Os monstros estão à solta
PUBLICADO EM 26/01/17 - 03h00
O Aeroporto Internacional de Confins, na região metropolitana de Belo Horizonte, foi palco, no último dia 19, de uma cena emblemática dos tempos sombrios que atravessamos. Ao desembarcar em terras mineiras, o deputado federal Jair Bolsonaro (PSC) foi recebido como um herói. Mais do que inusitado, o episódio é estarrecedor, por se tratar do principal representante de um discurso neofascista, de intolerância e preconceito, que avança pelo país.
A manifestação não foi espontânea, mas nem por isso deixa de dar uma dimensão dos monstros que crescem a olhos vistos em nossa sociedade, como a validar o alerta do filósofo Friedrich Nietzsche: “Aquele que luta com monstros deve acautelar-se para não tornar-se também um monstro. Quando se olha muito tempo para um abismo, o abismo olha para você”.
Em “Além do Bem e do Mal”, Nietzsche discute dois conceitos que se adéquam bem ao cenário atual. Um deles é a “vontade de poder”, que permitiria ao indivíduo desenvolver seu potencial máximo, de modo a se tornar um super-homem, que estaria acima das massas. O outro conceito é a “moral do senhor”, que, em contraposição à do escravo, seria a única capaz de apontar o bom, o verdadeiro e o belo, devendo ser imposta e seguida.
Nietzsche fala dos abismos interiores dos indivíduos, que, em suas lutas com monstros, se defrontam com os próprios demônios.

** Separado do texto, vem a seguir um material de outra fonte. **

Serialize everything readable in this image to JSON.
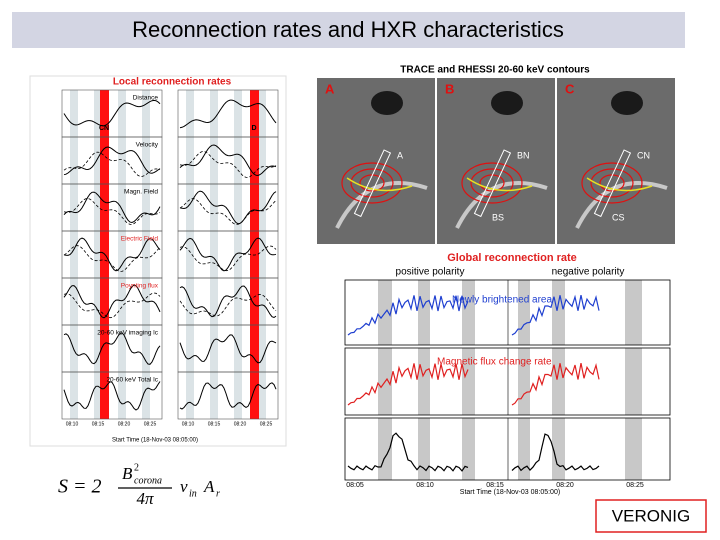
{
  "header": {
    "title": "Reconnection rates and HXR characteristics"
  },
  "left_figure": {
    "title": "Local reconnection rates",
    "panels": [
      "Distance",
      "Velocity",
      "Magn. Field",
      "Electric Field",
      "Poynting flux",
      "20-60 keV imaging lc",
      "20-60 keV Total lc"
    ],
    "markers": [
      "CN",
      "D"
    ],
    "x_ticks": [
      "08:10",
      "08:15",
      "08:20",
      "08:25"
    ],
    "x_axis": "Start Time (18-Nov-03 08:05:00)"
  },
  "right_top": {
    "title": "TRACE and RHESSI 20-60 keV contours",
    "panels": [
      {
        "label": "A",
        "tags": [
          "A"
        ]
      },
      {
        "label": "B",
        "tags": [
          "BN",
          "BS"
        ]
      },
      {
        "label": "C",
        "tags": [
          "CN",
          "CS"
        ]
      }
    ]
  },
  "right_bottom": {
    "title": "Global reconnection rate",
    "subtitles": [
      "positive polarity",
      "negative polarity"
    ],
    "annotations": [
      "Newly brightened area",
      "Magnetic flux change rate"
    ],
    "x_ticks": [
      "08:05",
      "08:10",
      "08:15",
      "08:20",
      "08:25"
    ],
    "x_axis": "Start Time (18-Nov-03 08:05:00)"
  },
  "formula": {
    "lhs": "S = 2",
    "numerator": "B",
    "sup": "2",
    "sub": "corona",
    "denominator": "4π",
    "rest": "v",
    "rest_sub": "in",
    "area": "A",
    "area_sub": "r"
  },
  "footer": {
    "author": "VERONIG"
  }
}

E a quantas monstruosidades não temos assistido no Brasil! A começar pela sangrenta crise no sistema carcerário, mais um reflexo do retrocesso trazido pelo “desgoverno” de Michel Temer, assim como a perda de valores éticos e o desmonte dos direitos.
Nossos piores monstros, porém, não estão nas cadeias, mas no abismo da desigualdade social. Levantamento recente mostrou que no Brasil seis privilegiados detêm riqueza maior que 104 milhões de pessoas, cerca de 50% da população. Este é, com certeza, um dos fatores que levam à superlotação dos presídios e ao avanço da criminalidade. Alia-se a um Poder Judiciário que vê no encarceramento a única solução, fazendo com que os autores de pequenos delitos representem 80% da população carcerária do país, numa evidente criminalização da pobreza.
Enquanto isso, os piores monstros permanecem à solta. Estão na mentalidade tacanha e vingativa de parcela de nosso povo, que, manipulada por “Bolsonaros”, comemora as chacinas nos presídios. Estão nos abismos interiores que, em tempos de crise política, econômica e ética, encontram campo fértil para se revelarem.
Há que se resgatar valores e buscar caminhos. A crise, seja prisional, econômica ou social, é fundamentalmente política, e a saída também. Para não nos tornarmos monstros, precisamos retomar as lutas pelos direitos, pelo resgate da dignidade humana e das causas dos pobres, dos índios, dos negros, dos imigrantes, das mulheres e de LGBTs. Devemos ter a coragem de nadar contra a maré, por uma assembleia constituinte popular e democrática, capaz de construir um novo modelo político, ético e representativo. Acautelar, nesse caso, é sinônimo de participação social.
Durval Ângelo é deputado estadual (PT) e líder do Governo na Assembléia de Minas Gerais.